I think I'm goin crazy.

I'm not going crazy in the normal way of going crazy. i'm thouroughly enjoying life. Yet, something seems missing. I'm envious of those who have someone to share life with. I just talked a bit with Emily. She said that with her boyfriend, she doesn't ever have to live up to a standard. That's what I feel like I've been doing with my dates--I'm living up to a standard, maybe not theirs, but mine. I've never felt really comfortable with them--at least not as comfortable as I expected I would be. Perhaps it's because I've never been in to them...maybe.

Who am i most comfortable around? My brothers, more so than my friends sometimes. But that's kinda expected I guess. My friends are there--maybe they'll be there 10 years down the road--50 years even. Brothers though, I never really expect will ever be out of my life. that's not to say I haven't made life-long friends here at SUA, I have, but the bond with brothers seems so strong.

So, I guess what does that mean for those that I want to date? Am I truly comfortable around them? No. I guess they bring up my insecurities, the 'quirks' about myself seem to come up when I get a crush. I know that I go crazy when I'm in crush. Perhaps it's because i am still always 'looking' for mr. right. I think I put all of my expectations for my future into one person, perhaps it's not right to do that. That's how I work--yet I imagine that I shouldn't focus on what's not going to last, and focus on that which will last.

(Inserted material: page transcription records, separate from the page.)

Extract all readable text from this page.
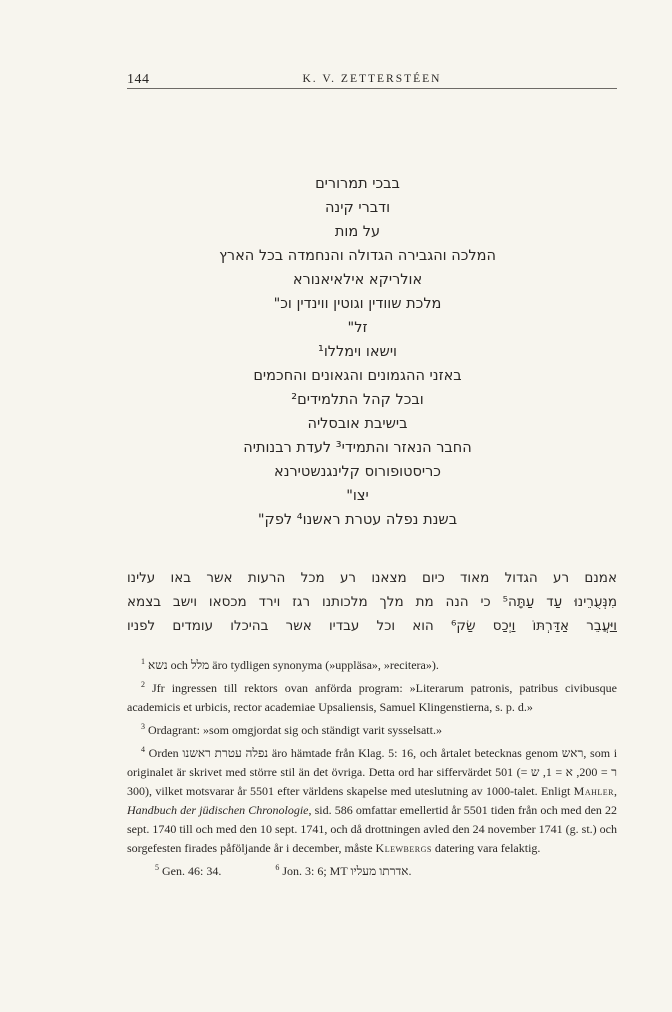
144	K. V. ZETTERSTÉEN
בבכי תמרורים
ודברי קינה
על מות
המלכה והגבירה הגדולה והנחמדה בכל הארץ
אולריקא אילאיאנורא
מלכת שוודין וגוטין ווינדין וכ"
זל"
וישאו וימללו¹
באזני ההגמונים והגאונים והחכמים
ובכל קהל התלמידים²
בישיבת אובסליה
החבר הנאזר והתמידי³ לעדת רבנותיה
כריסטופורוס קלינגנשטירנא
יצו"
בשנת נפלה עטרת ראשנו⁴ לפק"
אמנם רע הגדול מאוד כיום מצאנו רע מכל הרעות אשר באו עלינו
מִנְּעֻרֵינוּ עַד עַתָּה⁵ כי הנה מת מלך מלכותנו רגז וירד מכסאו וישב בצמא
וַיַּעֲבֵר אַדַּרְתּוֹ וַיְכַס שַׂק⁶ הוא וכל עבדיו אשר בהיכלו עומדים לפניו

$^1$ נשא och מלל äro tydligen synonyma (»uppläsa», »recitera»).

$^2$ Jfr ingressen till rektors ovan anförda program: »Literarum patronis, patribus civibusque academicis et urbicis, rector academiae Upsaliensis, Samuel Klingenstierna, s. p. d.»

$^3$ Ordagrant: »som omgjordat sig och ständigt varit sysselsatt.»

$^4$ Orden נפלה עטרת ראשנו äro hämtade från Klag. 5: 16, och årtalet betecknas genom ראש, som i originalet är skrivet med större stil än det övriga. Detta ord har siffervärdet 501 (ר = 200, א = 1, ש = 300), vilket motsvarar år 5501 efter världens skapelse med uteslutning av 1000-talet. Enligt Mahler, Handbuch der jüdischen Chronologie, sid. 586 omfattar emellertid år 5501 tiden från och med den 22 sept. 1740 till och med den 10 sept. 1741, och då drottningen avled den 24 november 1741 (g. st.) och sorgefesten firades påföljande år i december, måste Klewbergs datering vara felaktig.

$^5$ Gen. 46: 34.	$^6$ Jon. 3: 6; MT אדרתו מעליו.
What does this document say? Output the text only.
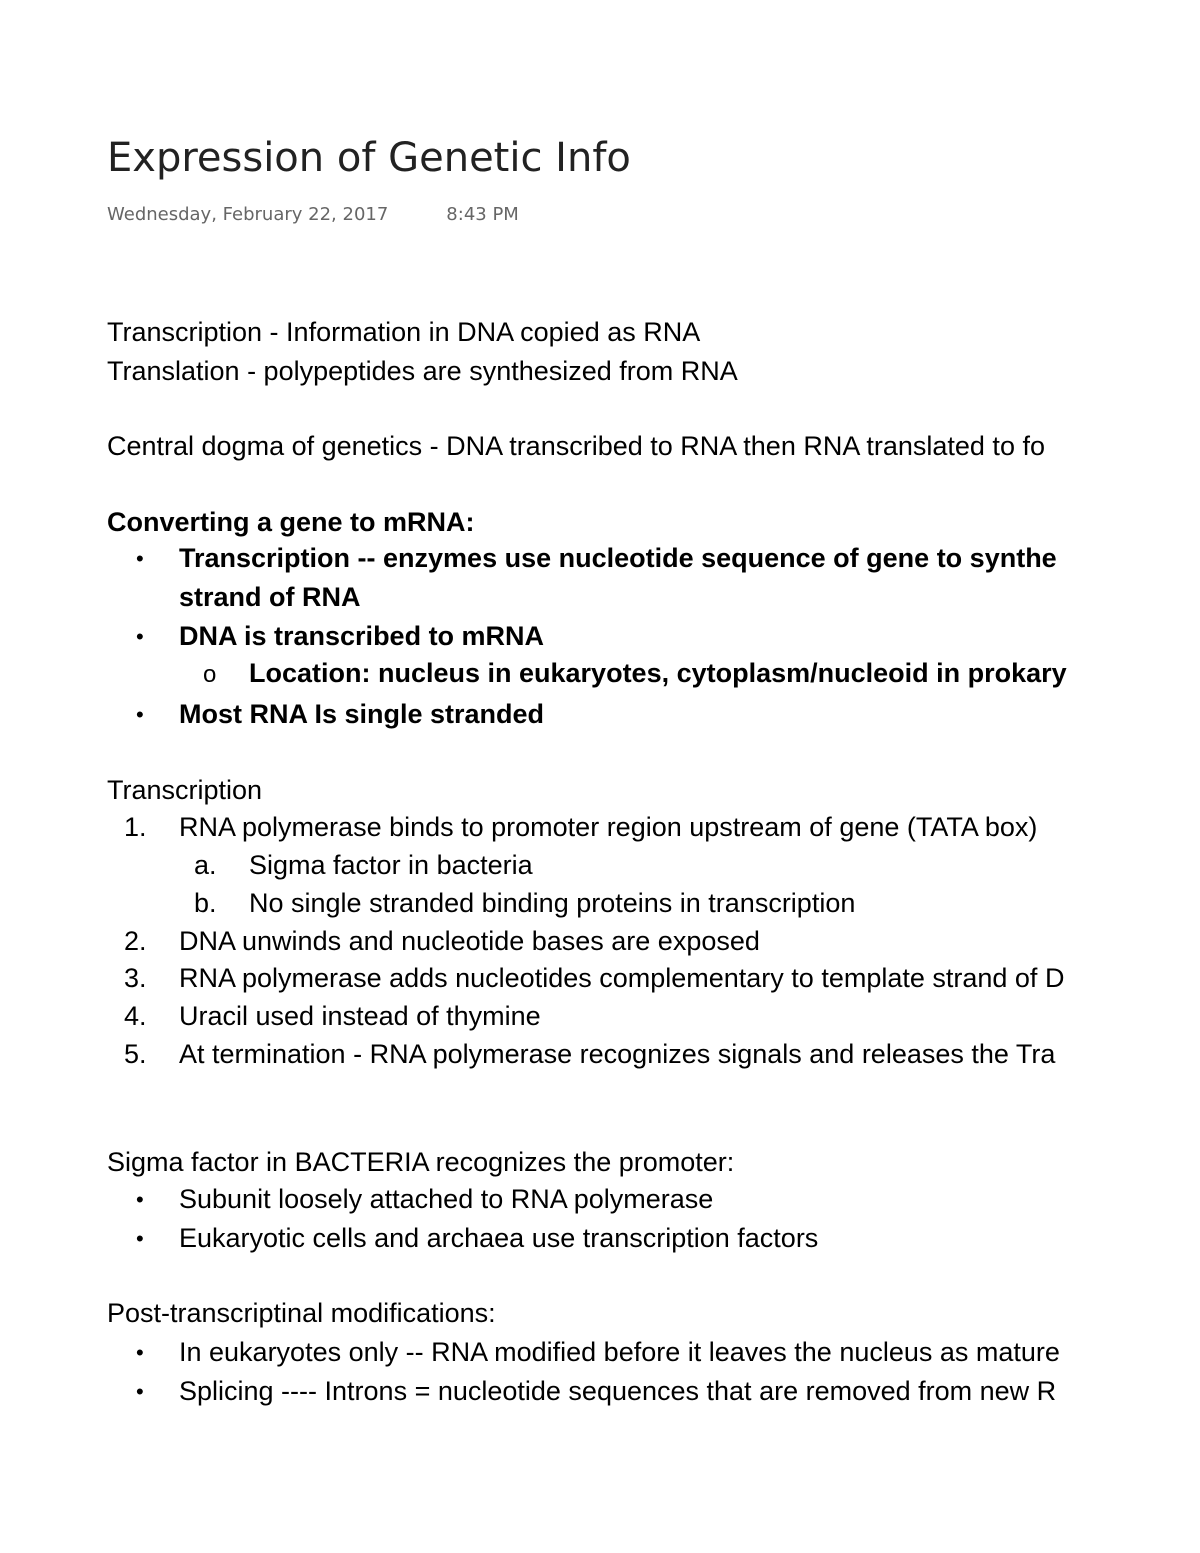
Expression of Genetic Info
Wednesday, February 22, 2017	8:43 PM
Transcription - Information in DNA copied as RNA
Translation - polypeptides are synthesized from RNA
Central dogma of genetics - DNA transcribed to RNA then RNA translated to fo
Converting a gene to mRNA:
• Transcription -- enzymes use nucleotide sequence of gene to synthe
strand of RNA
• DNA is transcribed to mRNA
o Location: nucleus in eukaryotes, cytoplasm/nucleoid in prokary
• Most RNA Is single stranded
Transcription
1. RNA polymerase binds to promoter region upstream of gene (TATA box)
a. Sigma factor in bacteria
b. No single stranded binding proteins in transcription
2. DNA unwinds and nucleotide bases are exposed
3. RNA polymerase adds nucleotides complementary to template strand of D
4. Uracil used instead of thymine
5. At termination - RNA polymerase recognizes signals and releases the Tra
Sigma factor in BACTERIA recognizes the promoter:
• Subunit loosely attached to RNA polymerase
• Eukaryotic cells and archaea use transcription factors
Post-transcriptinal modifications:
• In eukaryotes only -- RNA modified before it leaves the nucleus as mature
• Splicing ---- Introns = nucleotide sequences that are removed from new R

I'm listening to "Con te partiro" right now, wow~! What song!

Life I guess is a bit difficult. My life right now, though it may be tough, is something that is worth living. Do I truly believe that? Am I just saying it to be bettering my mind? I don't know what I do sometimes. It bothers me that I don't always know what I'm thinking, or morespecifically why I'm thinking that. Tiziano Ferro is hot! So are the swimmer boys. Hehe. I wonder what the think-tank girls are thinking right now? Swimmer boys, what would they think if they knew that there's guys eying them all the time...tony and I >;).

I'm tired. I should get h20, but I'm so tired that I don't even want to go downstairs. I want to sleep. In the last three months, I've met 3 brians. Only one has been a crushed-upon, but I thought that it was a funny factoid. Left that crush for now. (pat on the back). things with the previous crush are going okay. I think life paths are slowly departing. La meva sortida es a <<<>>>. I don't think there's any odd feelings.

Lost is the best show in the world--at least right now. Bjork is awesome. I heart her. Not really 'heart' heart her. I want to be caressed, touched, kissed, and loved. Someone who can do all that and wants to get to know me, yay, i'd love that ;). Sadly, my life feels as if there's a large pop influence in it. I want to leave the pop influence behind and go for more experimental stuff.